John Urry was born in London on 1 June 1946 and studied for a BA and then an MA in economics at Christ’s College, Cambridge. He then switched to political sociology for his PhD at the same college.
By the time this was finished in 1972, he was already at Lancaster University, where he was to remain for the rest of his life, promoted to head of department in 1983 and professor in 1985, and also serving as dean of the Faculty of Social Sciences and university dean of research.
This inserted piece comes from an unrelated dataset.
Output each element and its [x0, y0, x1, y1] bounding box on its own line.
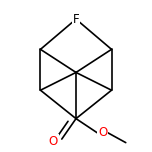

His commitment to his discipline was also shown in his important role in the creation of what is now the Academy of Social Sciences.
Corinne May-Chahal, current head of the sociology department at Lancaster, recalled Professor Urry as “a restless intellectual spirit” who “worked at the leading edge of theoretical, empirical and applied fields in the social sciences, reflecting social trends and shaping innovative work on emerging fields and policy areas”.
Although “reassuringly ‘local’” in his long-term commitment to Lancaster, he was “equally firmly a ‘cosmopolitan’ with a global intellectual presence”. His astonishing range of interests included “power in Britain, space and time, social theory, localism and regionalism, leisure and tourism, nature and the environment, energy usage, and the complexities of global society”.
All these themes are explored in Professor Urry’s many books. He worked with the Lancaster Regionalism Group to produce Localities, Class and Gender (1985) and Restructuring: Place, Class and Gender (1990). He made a major contribution to Nick Abercrombie and Alan Warde’s survey of Contemporary British Society (third edition, 2000). Yet he was equally keen to address broader international themes in volumes such as The Tourist Gaze (second edition, 2002) and Global Complexity (2003).
From 2003 to 2015, Professor Urry served as director of Lancaster’s Centre for Mobilities Research, before becoming a founding co-director of the Institute for Social Futures at Lancaster, producing landmark books on Mobilities (2007), Climate Change and Society (2011) and Societies Beyond Oil (2013).
His final book, Offshoring (2014), again broke fresh (and highly topical) ground in exploring how groups such as “high net worth families and individuals” and “the owners/managers of major corporations” have effectively been winning the class war, not least through “the relatively new and striking strategy of offshoring”.
Professor Urry died on 18 March and is survived by his partner, Sylvia Walby – also a professor of sociology at Lancaster – two children and four grandchildren.